ある日、会社のスタッフから、野良猫が会社のマンションの一室にある倉庫を荒らしていると聞いた。そして、たまたまそのマンションに入っていく小さなキジ白猫を見つけた。私がついて行くと、マンションの自転車置き場に隠れたその猫は、右目から一筋の涙を流していた。私は驚いて商店街の事務所の人に相談すると、この猫は保護しないと生きていけないだろうと言った。なんと空想していた通りに、助けないといけない猫が目の前に現れたのだ!
そして、その猫のことが心配で夜に猫を探していたら、商店街で保護猫活動をしている方が声をかけてくれて、毎晩一緒に探してくれることになった。これは運命だと思って、その猫を捕獲できたら飼うと決めた。そこで名前をつけようと思って、新海誠監督の映画『すずめの戸締り』に登場する猫と同じ「ダイジン」にした。ダイジンは警戒心が強く、毎晩餌を食べに来るのにまったく懐かないし、映画と同じでなかなか捕まえられなかった。それから一ヶ月が経ったころ、ダイジンはサクラ耳の黒猫と餌を食べに来るようになり、いつも2匹で行動するようになった。映画でも黒猫が登場するのでとても驚いた。そして、運命的なものを感じたので、2匹とも飼おうと腹を括った。黒猫の名前は昭和の名作アニメ『バビル二世』の黒ヒョウから「ロデム」に決めた。ロデムは懐いてきたので簡単に捕獲できた。ロデムは家族を探していたのだと思った。私の家にもすぐに慣れ、私の横で寝るようになった。それから一か月後、捕まえられなかったダイジンが奇跡的に自分から捕獲器の中に入ってきた。
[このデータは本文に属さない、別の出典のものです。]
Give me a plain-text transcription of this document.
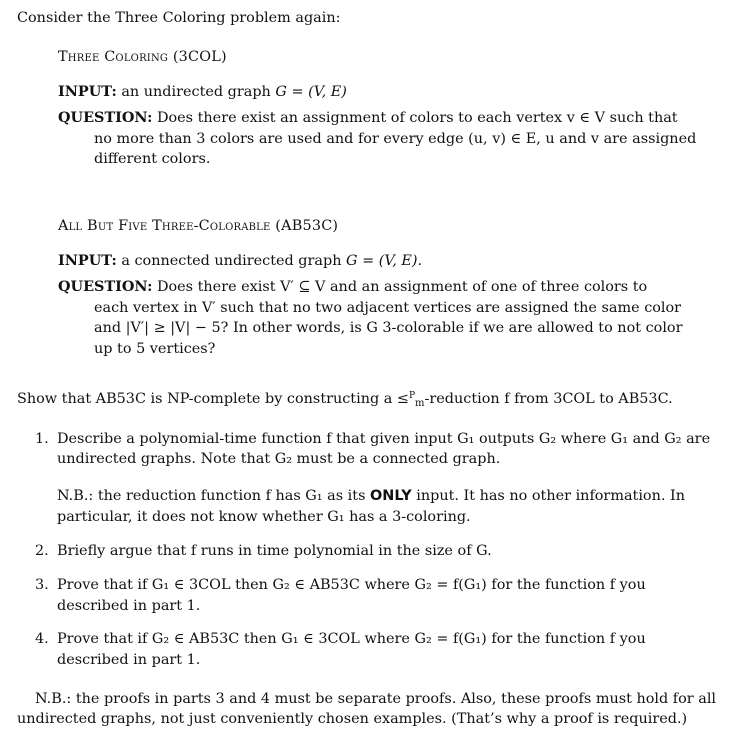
Consider the Three Coloring problem again:
Three Coloring (3COL)
INPUT: an undirected graph G = (V, E)
QUESTION: Does there exist an assignment of colors to each vertex v ∈ V such that
no more than 3 colors are used and for every edge (u, v) ∈ E, u and v are assigned
different colors.
All But Five Three-Colorable (AB53C)
INPUT: a connected undirected graph G = (V, E).
QUESTION: Does there exist V′ ⊆ V and an assignment of one of three colors to
each vertex in V′ such that no two adjacent vertices are assigned the same color
and |V′| ≥ |V| − 5? In other words, is G 3-colorable if we are allowed to not color
up to 5 vertices?
Show that AB53C is NP-complete by constructing a ≤$^P_m$-reduction f from 3COL to AB53C.
1. Describe a polynomial-time function f that given input G₁ outputs G₂ where G₁ and G₂ are
undirected graphs. Note that G₂ must be a connected graph.
N.B.: the reduction function f has G₁ as its ONLY input. It has no other information. In
particular, it does not know whether G₁ has a 3-coloring.
2. Briefly argue that f runs in time polynomial in the size of G.
3. Prove that if G₁ ∈ 3COL then G₂ ∈ AB53C where G₂ = f(G₁) for the function f you
described in part 1.
4. Prove that if G₂ ∈ AB53C then G₁ ∈ 3COL where G₂ = f(G₁) for the function f you
described in part 1.
N.B.: the proofs in parts 3 and 4 must be separate proofs. Also, these proofs must hold for all
undirected graphs, not just conveniently chosen examples. (That’s why a proof is required.)
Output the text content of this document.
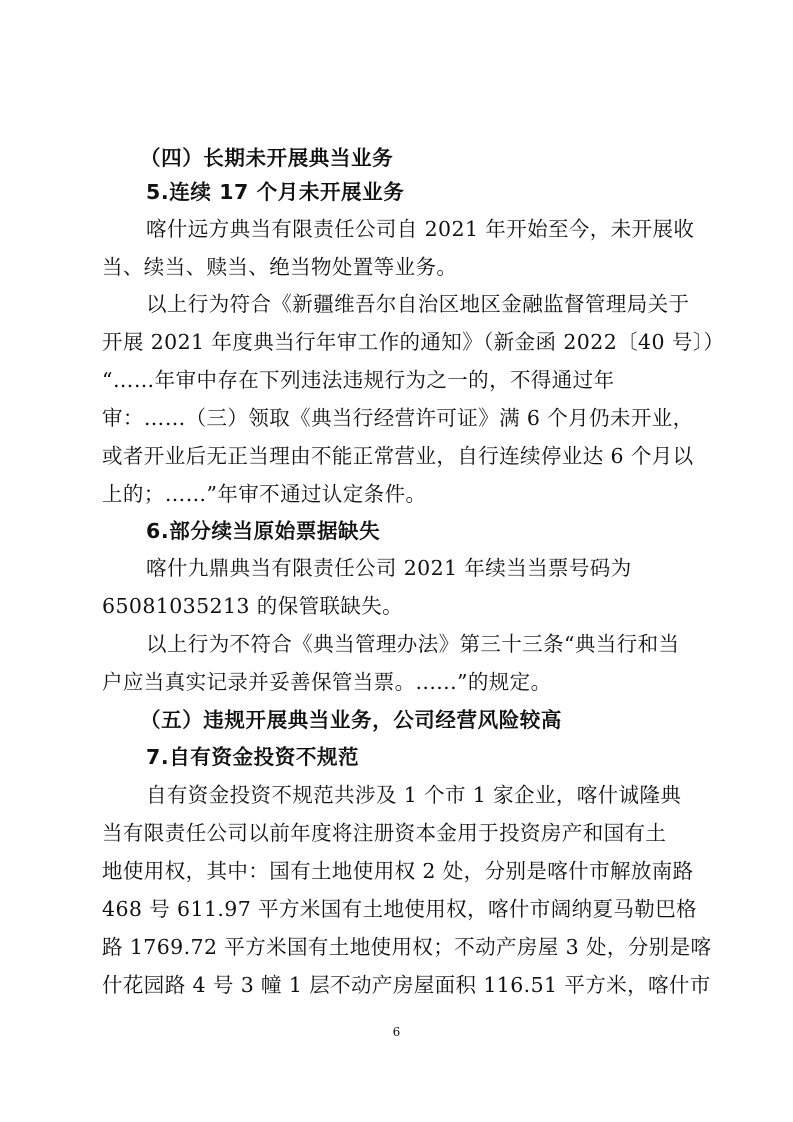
（四）长期未开展典当业务
5.连续 17 个月未开展业务
喀什远方典当有限责任公司自 2021 年开始至今，未开展收
当、续当、赎当、绝当物处置等业务。
以上行为符合《新疆维吾尔自治区地区金融监督管理局关于
开展 2021 年度典当行年审工作的通知》（新金函 2022〔40 号〕）
“……年审中存在下列违法违规行为之一的，不得通过年
审：……（三）领取《典当行经营许可证》满 6 个月仍未开业，
或者开业后无正当理由不能正常营业，自行连续停业达 6 个月以
上的；……”年审不通过认定条件。
6.部分续当原始票据缺失
喀什九鼎典当有限责任公司 2021 年续当当票号码为
65081035213 的保管联缺失。
以上行为不符合《典当管理办法》第三十三条“典当行和当
户应当真实记录并妥善保管当票。......”的规定。
（五）违规开展典当业务，公司经营风险较高
7.自有资金投资不规范
自有资金投资不规范共涉及 1 个市 1 家企业，喀什诚隆典
当有限责任公司以前年度将注册资本金用于投资房产和国有土
地使用权，其中：国有土地使用权 2 处，分别是喀什市解放南路
468 号 611.97 平方米国有土地使用权，喀什市阔纳夏马勒巴格
路 1769.72 平方米国有土地使用权；不动产房屋 3 处，分别是喀
什花园路 4 号 3 幢 1 层不动产房屋面积 116.51 平方米，喀什市
6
現在、細かったロデムはポッチャリになり、私にべったりで、ダイジンはやんちゃだが甘えん坊になった。捕獲に協力してくれた方々、捕獲するまで見守ってくださった方々に、この場を借りて心から御礼を言いたいと思う。そしてロデムとダイジン、私の家族になってくれてありがとう!
プレマルシェ・オーガニクス
小泉 由紀(こいずみ ゆき)
推定3歳の保護猫と1歳の野良猫を悪戦苦闘の末、2ヶ月かかって捕獲し、一緒に暮らしはじめて約1年。横で安心しきって寝ている2匹の寝顔を見ているだけで、とても豊かでしあわせな気持ちになります。